As Mark Walsh outlines in Online Media Daily today, Microsoft is planning a ‘Wallet Hub’ -- which echoes Apple’s own Passbook -- that it will include in iOS 6. In this case, however, we do know that the OS is already wired up for NFC and has worked out that the all-important “secure element” (encryption, etc.) will reside on a removable card.

It appears that this makes Microsoft ready to play with a number of third-party payment providers like the ISIS consortium of hardware, carrier and credit card companies. Google’s first foray into m-payments on its own phone and in concert with the one non-ISIS member Sprint seemed to cut it off from other players.  
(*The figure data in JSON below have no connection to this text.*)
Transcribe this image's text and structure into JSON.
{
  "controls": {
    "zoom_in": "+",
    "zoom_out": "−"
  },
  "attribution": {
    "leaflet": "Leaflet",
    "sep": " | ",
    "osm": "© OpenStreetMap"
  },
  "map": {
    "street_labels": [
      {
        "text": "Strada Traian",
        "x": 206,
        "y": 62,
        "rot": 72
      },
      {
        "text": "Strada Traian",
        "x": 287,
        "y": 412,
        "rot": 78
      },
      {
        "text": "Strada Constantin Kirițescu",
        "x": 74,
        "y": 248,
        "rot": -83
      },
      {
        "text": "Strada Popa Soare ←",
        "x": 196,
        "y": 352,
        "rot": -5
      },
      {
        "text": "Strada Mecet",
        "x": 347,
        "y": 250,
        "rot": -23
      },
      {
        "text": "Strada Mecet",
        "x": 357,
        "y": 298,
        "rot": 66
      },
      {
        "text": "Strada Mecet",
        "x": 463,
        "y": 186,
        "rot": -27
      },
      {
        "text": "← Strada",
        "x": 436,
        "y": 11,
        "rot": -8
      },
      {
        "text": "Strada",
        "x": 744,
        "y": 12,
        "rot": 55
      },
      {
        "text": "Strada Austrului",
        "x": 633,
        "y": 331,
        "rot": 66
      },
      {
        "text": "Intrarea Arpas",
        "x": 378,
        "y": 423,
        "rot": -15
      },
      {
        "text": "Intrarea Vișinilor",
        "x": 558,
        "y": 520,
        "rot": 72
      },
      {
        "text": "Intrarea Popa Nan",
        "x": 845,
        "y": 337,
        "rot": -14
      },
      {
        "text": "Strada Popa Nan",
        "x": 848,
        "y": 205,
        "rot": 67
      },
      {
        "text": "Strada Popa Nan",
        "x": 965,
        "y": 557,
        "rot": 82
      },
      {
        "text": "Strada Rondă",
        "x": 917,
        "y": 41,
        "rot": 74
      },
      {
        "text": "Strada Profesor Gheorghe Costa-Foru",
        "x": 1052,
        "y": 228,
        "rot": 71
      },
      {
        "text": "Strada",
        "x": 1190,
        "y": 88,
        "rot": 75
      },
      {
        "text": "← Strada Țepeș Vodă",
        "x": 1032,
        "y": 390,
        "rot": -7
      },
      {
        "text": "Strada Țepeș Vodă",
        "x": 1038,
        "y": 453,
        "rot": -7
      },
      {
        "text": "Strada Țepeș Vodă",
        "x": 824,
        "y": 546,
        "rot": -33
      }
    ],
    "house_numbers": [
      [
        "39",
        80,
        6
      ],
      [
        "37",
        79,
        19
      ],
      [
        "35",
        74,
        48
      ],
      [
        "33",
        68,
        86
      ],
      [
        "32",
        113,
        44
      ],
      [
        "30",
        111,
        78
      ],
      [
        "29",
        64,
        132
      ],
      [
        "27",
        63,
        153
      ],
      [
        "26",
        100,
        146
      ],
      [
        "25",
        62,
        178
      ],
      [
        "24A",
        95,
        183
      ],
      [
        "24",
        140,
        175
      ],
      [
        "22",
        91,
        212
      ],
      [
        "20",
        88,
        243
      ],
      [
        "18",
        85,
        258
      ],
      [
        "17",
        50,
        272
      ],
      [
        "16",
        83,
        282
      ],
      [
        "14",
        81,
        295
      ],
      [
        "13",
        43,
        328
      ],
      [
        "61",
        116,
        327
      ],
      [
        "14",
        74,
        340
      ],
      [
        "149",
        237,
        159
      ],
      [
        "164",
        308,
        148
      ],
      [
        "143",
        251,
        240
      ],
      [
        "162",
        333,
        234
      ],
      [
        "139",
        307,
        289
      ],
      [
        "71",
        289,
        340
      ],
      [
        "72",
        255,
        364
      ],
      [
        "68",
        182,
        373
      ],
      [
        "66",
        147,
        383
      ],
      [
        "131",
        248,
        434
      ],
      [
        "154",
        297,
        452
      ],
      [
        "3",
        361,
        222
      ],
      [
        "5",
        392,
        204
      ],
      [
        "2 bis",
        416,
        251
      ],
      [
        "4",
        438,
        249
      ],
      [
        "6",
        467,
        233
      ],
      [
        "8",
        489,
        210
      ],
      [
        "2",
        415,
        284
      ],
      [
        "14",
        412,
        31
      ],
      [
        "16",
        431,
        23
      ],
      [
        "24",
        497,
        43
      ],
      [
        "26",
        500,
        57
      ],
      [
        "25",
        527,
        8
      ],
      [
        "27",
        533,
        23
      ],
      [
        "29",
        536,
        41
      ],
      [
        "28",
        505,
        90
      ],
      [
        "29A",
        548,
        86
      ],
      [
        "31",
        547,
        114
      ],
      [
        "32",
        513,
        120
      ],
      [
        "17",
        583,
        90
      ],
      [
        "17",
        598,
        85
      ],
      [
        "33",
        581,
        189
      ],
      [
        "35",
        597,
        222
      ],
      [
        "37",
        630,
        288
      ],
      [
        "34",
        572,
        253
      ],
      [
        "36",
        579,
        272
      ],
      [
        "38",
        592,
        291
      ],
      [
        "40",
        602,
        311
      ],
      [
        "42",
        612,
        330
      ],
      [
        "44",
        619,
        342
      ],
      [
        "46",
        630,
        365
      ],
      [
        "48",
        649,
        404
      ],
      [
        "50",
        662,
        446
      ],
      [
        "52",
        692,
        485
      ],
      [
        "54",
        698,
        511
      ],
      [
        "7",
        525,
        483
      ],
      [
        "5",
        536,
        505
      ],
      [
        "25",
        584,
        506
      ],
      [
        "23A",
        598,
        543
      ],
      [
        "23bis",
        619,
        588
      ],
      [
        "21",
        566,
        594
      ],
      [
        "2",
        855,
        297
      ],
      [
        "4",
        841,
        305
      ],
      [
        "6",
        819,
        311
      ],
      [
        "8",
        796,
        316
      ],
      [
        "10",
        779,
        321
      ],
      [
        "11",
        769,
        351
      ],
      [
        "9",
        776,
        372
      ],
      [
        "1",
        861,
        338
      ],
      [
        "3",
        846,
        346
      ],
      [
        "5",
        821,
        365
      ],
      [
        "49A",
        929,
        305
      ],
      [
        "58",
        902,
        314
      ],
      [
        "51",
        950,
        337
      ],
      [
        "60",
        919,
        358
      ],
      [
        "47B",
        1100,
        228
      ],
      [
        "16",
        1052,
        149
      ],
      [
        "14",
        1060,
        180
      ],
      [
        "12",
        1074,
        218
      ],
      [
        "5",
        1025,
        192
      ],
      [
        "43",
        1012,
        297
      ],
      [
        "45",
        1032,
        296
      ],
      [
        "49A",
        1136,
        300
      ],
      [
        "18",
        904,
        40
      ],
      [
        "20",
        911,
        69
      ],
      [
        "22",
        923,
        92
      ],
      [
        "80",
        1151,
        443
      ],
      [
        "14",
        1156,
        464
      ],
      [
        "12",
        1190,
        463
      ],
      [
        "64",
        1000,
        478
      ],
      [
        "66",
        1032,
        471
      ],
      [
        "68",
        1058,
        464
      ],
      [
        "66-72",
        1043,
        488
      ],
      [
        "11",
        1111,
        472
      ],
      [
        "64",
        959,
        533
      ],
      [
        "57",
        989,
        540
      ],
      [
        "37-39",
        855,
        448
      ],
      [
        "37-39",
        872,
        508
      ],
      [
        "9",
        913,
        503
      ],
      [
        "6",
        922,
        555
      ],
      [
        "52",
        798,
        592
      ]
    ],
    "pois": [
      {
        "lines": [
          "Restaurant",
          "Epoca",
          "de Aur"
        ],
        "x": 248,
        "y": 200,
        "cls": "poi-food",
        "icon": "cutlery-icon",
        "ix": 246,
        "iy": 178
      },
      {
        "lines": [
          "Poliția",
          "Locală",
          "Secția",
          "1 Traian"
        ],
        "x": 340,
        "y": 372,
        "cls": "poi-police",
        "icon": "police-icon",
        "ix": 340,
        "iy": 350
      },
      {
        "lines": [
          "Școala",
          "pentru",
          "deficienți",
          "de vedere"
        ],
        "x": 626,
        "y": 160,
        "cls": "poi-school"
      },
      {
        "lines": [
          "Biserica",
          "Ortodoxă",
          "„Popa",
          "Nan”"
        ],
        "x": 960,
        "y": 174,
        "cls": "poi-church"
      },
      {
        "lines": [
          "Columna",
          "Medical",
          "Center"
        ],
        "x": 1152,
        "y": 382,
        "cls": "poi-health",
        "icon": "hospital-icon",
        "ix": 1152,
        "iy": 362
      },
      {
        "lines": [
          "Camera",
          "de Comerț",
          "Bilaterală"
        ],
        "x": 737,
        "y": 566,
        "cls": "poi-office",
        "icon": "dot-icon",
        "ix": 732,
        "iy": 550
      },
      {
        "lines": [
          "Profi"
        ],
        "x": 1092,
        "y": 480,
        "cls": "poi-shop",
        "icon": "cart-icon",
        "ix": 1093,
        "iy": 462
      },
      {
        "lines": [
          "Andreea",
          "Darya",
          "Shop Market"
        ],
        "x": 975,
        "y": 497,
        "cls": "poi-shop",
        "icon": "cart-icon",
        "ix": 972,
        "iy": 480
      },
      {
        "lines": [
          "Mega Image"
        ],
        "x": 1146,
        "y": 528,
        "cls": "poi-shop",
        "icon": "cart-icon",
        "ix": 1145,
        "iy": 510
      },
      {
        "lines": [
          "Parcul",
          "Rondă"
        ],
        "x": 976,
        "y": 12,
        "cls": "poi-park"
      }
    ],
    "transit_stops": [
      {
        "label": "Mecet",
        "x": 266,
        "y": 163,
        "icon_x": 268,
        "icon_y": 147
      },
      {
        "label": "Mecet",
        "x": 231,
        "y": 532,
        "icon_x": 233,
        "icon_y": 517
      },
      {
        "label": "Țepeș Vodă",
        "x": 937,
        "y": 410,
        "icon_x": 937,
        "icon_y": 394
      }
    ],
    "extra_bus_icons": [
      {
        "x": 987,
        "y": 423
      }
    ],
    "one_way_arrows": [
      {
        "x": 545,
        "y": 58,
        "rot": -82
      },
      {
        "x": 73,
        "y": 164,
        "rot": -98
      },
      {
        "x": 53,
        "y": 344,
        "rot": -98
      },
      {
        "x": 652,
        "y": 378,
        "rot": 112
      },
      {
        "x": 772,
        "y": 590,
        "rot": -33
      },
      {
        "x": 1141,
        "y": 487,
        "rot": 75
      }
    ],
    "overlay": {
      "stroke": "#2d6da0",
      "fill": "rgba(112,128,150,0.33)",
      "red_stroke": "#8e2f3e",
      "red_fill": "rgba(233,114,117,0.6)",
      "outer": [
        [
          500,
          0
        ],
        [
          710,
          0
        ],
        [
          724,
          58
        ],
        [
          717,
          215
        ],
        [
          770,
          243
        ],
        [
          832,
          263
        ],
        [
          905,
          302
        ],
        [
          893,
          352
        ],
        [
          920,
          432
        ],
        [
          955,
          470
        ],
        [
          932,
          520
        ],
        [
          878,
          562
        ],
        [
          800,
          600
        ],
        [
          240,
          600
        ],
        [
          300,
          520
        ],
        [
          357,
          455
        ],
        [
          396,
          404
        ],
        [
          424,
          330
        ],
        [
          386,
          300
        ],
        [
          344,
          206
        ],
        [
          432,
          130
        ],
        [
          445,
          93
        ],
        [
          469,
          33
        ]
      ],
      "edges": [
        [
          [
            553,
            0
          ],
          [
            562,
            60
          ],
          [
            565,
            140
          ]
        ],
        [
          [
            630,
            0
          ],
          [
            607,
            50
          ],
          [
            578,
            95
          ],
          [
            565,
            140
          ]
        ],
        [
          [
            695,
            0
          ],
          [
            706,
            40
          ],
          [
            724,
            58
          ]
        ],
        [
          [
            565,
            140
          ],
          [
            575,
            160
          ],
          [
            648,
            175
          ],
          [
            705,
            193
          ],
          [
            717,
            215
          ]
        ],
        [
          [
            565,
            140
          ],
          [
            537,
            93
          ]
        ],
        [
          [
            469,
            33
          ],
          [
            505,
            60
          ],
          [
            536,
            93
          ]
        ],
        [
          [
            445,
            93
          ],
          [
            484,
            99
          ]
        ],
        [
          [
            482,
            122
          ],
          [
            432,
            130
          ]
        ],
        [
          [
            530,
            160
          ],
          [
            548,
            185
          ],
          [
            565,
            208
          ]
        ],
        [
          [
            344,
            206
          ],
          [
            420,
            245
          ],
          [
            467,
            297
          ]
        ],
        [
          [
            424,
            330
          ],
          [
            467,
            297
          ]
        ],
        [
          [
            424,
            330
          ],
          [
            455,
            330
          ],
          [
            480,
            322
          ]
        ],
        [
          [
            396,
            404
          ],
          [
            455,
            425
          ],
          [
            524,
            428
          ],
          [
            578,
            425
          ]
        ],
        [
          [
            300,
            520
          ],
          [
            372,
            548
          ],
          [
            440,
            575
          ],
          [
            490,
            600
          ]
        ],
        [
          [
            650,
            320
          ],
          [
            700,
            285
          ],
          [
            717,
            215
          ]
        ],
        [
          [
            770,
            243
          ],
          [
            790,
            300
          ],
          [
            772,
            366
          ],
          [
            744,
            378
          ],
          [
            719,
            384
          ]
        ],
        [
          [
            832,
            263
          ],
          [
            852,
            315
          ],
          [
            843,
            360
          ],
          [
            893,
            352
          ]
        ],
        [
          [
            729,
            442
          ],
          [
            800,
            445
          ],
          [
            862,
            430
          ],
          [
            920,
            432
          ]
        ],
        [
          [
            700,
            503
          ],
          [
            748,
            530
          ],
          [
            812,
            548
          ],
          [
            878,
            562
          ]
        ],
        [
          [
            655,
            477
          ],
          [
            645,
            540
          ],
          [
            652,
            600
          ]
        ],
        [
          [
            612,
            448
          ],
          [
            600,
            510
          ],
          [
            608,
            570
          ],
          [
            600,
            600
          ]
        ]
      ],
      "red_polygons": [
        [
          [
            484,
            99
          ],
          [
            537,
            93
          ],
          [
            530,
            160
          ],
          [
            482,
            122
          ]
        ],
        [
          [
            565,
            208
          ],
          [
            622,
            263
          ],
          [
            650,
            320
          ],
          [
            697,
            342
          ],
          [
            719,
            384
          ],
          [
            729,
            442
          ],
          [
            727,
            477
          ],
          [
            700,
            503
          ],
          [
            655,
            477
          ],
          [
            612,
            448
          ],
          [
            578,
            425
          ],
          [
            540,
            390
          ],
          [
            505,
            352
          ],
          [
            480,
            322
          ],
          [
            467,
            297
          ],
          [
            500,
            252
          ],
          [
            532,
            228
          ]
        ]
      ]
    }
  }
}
If the OS is already wired up for NFC, then it begs the question of how Microsoft plans to plug in to the security and payment systems being built by the ISIS consortium of hardware, carrier and credit card companies.  

There will be more personalization of the tile-based interface for users, but much of the pitch from Microsoft now is aimed at developers and their support. A new 30DaystoLaunch program is offering to help app makers build and distribute their apps in a month’s time.

The company claims that the code sharing across Windows 8 desktop and phone will allow for much more creative app development. The OS will support in-app payments, integrated Internet calling (VoIP), better multitasking background operations and compatibility with popular development engines for cross-platform deployments.

Microsoft also announced that its app market has surpassed 100,000 apps. High-profile apps from Audible, Chase and PayPal all have launched. Microsoft partner Nokia has helped bring Zynga titles in as well.  

So the big question remains whether Microsoft has a chance in hell of making headway in mobile OS. It was believed that the partnership with Nokia would help drive the OS into the overseas market. But in the U.S. market -- and despite some positive words about Windows Phone 7 -- they just couldn’t make a dent.

My own thinking is that the soft underbelly of smartphones is Android, not Apple. And it is pretty squishy down there. As the Google fragmented OS becomes the default smartphone platform for millions a day, it doesn’t appear to engender a lot of deep loyalty. This is impressionistic on my part, but my sense from talking with my Android-owning friends is that switching to an economical alternative OS would not be a heartbreaker for most of them.

If Microsoft really can finally make that mobile-to-PC connection with multiplatform apps, then it seems to me they have a case to make. This remains a game that a third player can come to and win.